From now through Nov. 8 Orange County voters will be asked to vote “for” or “against” a $125 million bond – two bonds actually: $120 million for schools; $5 million for affordable housing.
A “yes” vote tells the county commissioners that voters support raising taxes to fix schools. I’ll be voting “no” because I believe commissioners, not voters, should be accountable for important financial decisions – especially debt and tax increases.
At face value, fixing schools seems basic, but for me, the bond raises many questions. I grew up in West Hillsborough and recently moved back home to raise my family in a community that I love. Schools are important to us, but when we unpack the bond information, we discover unsettling discrepancies.
School leaders report a backlog of $330 million worth of repairs and renovations in the county’s 32 aging schools. Yet the bond only provides $120 million. What about the rest?
Then I looked closer, Chapel Hill Carrboro City Schools (CHCCS) plans to use their portion of the bond ($73 million) to renovate two buildings: Chapel Hill High and the Lincoln Center. The other CHCCS schools will rely on band-aid fixes for the foreseeable future. Interim Superintendent Causby reported that this bond is only the first in a series but hasn’t shared the bigger plan (See http://nando.com/472). As a voter, I’d like a better understanding of when all of our schools will be fixed and how the county is going to pay for it. What lies ahead? More maintenance delays? More bonds? More debate? More taxes?

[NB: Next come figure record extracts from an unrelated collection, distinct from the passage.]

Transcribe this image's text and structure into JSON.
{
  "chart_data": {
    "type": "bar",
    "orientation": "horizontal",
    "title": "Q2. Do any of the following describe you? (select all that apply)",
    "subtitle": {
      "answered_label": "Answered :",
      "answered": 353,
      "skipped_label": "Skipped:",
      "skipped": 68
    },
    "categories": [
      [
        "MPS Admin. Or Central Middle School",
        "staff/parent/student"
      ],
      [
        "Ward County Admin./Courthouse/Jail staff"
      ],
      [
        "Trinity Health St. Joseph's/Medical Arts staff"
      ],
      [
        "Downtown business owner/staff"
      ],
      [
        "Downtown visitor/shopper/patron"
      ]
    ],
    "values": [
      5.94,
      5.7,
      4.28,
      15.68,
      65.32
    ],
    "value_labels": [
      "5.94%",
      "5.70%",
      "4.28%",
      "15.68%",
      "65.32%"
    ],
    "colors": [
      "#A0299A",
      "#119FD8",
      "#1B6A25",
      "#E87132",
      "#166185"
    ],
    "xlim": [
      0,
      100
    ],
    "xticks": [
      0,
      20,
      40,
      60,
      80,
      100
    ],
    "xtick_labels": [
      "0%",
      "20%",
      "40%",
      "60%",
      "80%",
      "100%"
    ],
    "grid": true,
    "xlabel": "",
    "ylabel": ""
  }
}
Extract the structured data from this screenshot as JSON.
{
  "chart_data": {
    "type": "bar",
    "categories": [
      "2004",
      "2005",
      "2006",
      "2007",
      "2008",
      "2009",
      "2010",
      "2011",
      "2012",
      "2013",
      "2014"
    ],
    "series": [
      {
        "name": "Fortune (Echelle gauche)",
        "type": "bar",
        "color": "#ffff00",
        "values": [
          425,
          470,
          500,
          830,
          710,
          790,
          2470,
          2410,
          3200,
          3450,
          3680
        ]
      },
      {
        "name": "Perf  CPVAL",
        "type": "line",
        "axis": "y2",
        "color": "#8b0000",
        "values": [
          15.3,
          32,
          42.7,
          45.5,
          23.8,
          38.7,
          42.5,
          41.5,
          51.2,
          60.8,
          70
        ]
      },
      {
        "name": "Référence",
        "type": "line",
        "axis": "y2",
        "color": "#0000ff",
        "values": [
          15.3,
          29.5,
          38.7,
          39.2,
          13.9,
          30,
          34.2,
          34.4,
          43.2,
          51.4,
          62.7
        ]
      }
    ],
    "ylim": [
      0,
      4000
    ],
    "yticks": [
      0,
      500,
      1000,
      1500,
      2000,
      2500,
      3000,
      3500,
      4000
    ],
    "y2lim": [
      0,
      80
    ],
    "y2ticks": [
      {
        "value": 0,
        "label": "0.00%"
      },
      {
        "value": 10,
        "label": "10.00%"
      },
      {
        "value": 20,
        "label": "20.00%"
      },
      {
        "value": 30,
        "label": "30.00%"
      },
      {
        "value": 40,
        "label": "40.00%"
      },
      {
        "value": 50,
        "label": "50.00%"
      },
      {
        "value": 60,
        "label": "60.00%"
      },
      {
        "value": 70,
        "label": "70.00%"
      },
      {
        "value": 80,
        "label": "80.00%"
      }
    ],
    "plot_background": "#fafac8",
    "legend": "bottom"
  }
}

Until now, I’ve not questioned the county’s generous funding for schools. I always assumed our school buildings were being maintained. I can’t see giving more money to a process that created a $330 million maintenance problem in the first place. If the school funding policies aren’t working, shouldn’t leaders fix that first? That way, voters can be assured that all of Orange County’s schools will be taken care of in a timely manner.
I wonder why commissioners are asking the voters at all? Many capital projects, such as Northside Elementary and the Hillsborough Campus and Courthouse renovation, were funded without asking voters. Looking forward, the new jail, Carrboro Library, and county office and park renovations will be funded without asking voters. The bonds ask voters about a small part of the capital plan – while many projects move forward without a whisper about ballots or taxes.
If the confusion around school funding isn’t enough, why did the commissioners tag on a separate bond for affordable housing? While the county struggles with “affordable housing,” our low- and moderate-income workforce is moving to Mebane and Chatham for better jobs, good schools and affordable living. These families have opted for “opportunity” in the form of jobs and economic growth as the path to affordability – which in turn is keeping housing prices and taxes in check.
I value education, schools and affordability, and it will take a lot more than a bond to address the issues that we face. That’s why I’m voting “no” on Nov. 8.